O percurso formativo de um aluno, concebido no âmbito de um ensino expositivo e de avaliação sumativa, visando obter uma classificação quantitativa para progredir academicamente, é observado como a forma mais ineficaz de produzir aprendizagem. Todavia, à solicitação do dever de ensinar populações heterogéneas, diferenciando o ensino, resiste uma camada docente, a instituição e a própria forma de olhar para a aprendizagem: pede-se a reprodução dos conteúdos, não a sua crítica, dado que alguma da classe docente não tem condições para lidar com assuntos de divergência ou heterogeneidade, interpretando-os como distúrbios comportamentais, por vezes.
Visto que a questão não se coloca na resolução de problemas epistemológicos, o que é o sucesso escolar? Dominar a matéria, colocando questões complexas e resolvendo-as, ou reproduzi-la?
Julgamos que é necessário dar os seguintes passos para a concretização de uma ideia de educação de sucesso escolar e aprendizagem real.
a) incrementar a relação com a comunidade no sentido de fornecer aos alunos informações reais sobre, por exemplo, o trabalho numa fábrica e as suas profissões ou o trabalho num teatro e as suas profissões. Só assim estaríamos capazes de ensinar a virtude da matemática na formação de engenheiros mecânicos ou a importância do português na formação de actores, colocando o ônus da decisão no aluno e não no professor e demais funcionários escolares. Ao professor cabe orientar, seguindo os preceitos deontológicos. Não interferir com o gosto do aluno, que se desenvolve com estudo e empenho, é vital.
b) o pronto prévio levaria a uma organização do ensino, mais vocacionada para o real. Não é a fazer experiências laboratoriais que os alunos ganham gosto pela química, mas a entender a utilidade do seu trabalho no universo da produção do mundo. Embora seja importante o trabalho prático nas aulas, o sucesso escolar seria atingido quando o aluno entendesse a virtude da escola na fabricação segura da sua vocação, fornecendo-lhe as ferramentas necessárias para a sua capacitação intelectual e formação de gosto profissional. É importante vincular a aula à realidade, o que implicaria organizar as aulas de uma forma diferente.
c) uma alteração nos processos de classificação e sua transformação em processos de capacitação, enumerando o percurso com a construção de uma memória permanente do seu trajecto individual. É possível, usando as tecnologias, perceber as informações dos docentes e a inclinação do aluno para uma área onde seria óptimo e não mediano.

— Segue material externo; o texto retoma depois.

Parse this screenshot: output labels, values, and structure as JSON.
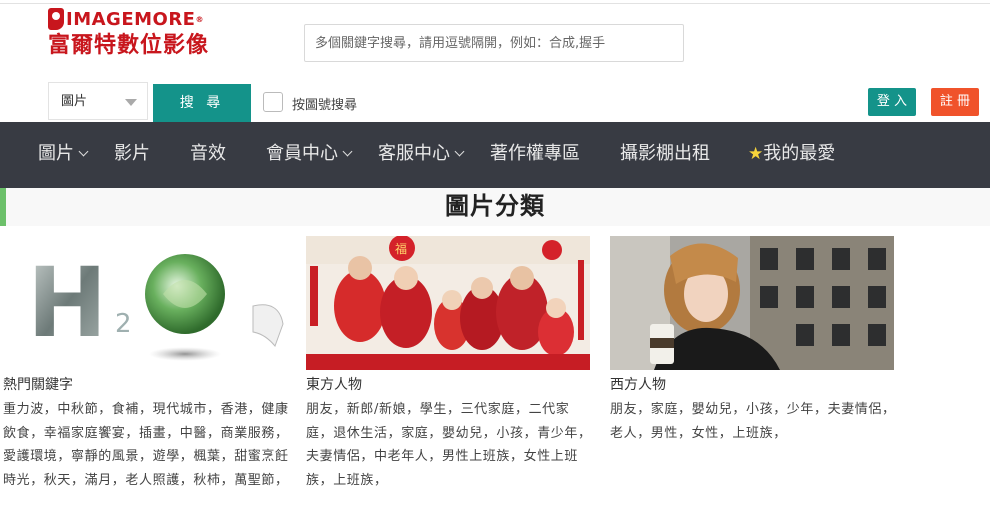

Este processo de capacitação seria uma forma de avaliar, garantindo as qualidades vitais para o desempenho de uma actividade profissional, seja ela qual for.
d) uma alteração do formato de funcionamento da escola, agora apoiada em escolaridade obrigatória de 15 anos (do básico à licenciatura) e facultativa (do mestrado ao doutoramento e especializações). Sob ela subsistiria a ideia de que o trânsito escolar decorre da resolução cumulativa de tarefas, de tempo de execução variável, cuja conclusão seria produzir cidadãos capacitados socialmente. A incapacidade não existiria, porque as abstracções haveriam de ser resolvidas numa fase do percurso.
e) uma alteração da sociedade em si, orientada para a fruição da capacidade individual de trabalho que seria realizada de acordo com a informação clara das necessidades colectivas e não apenas da profissão da moda e mais bem remunerada.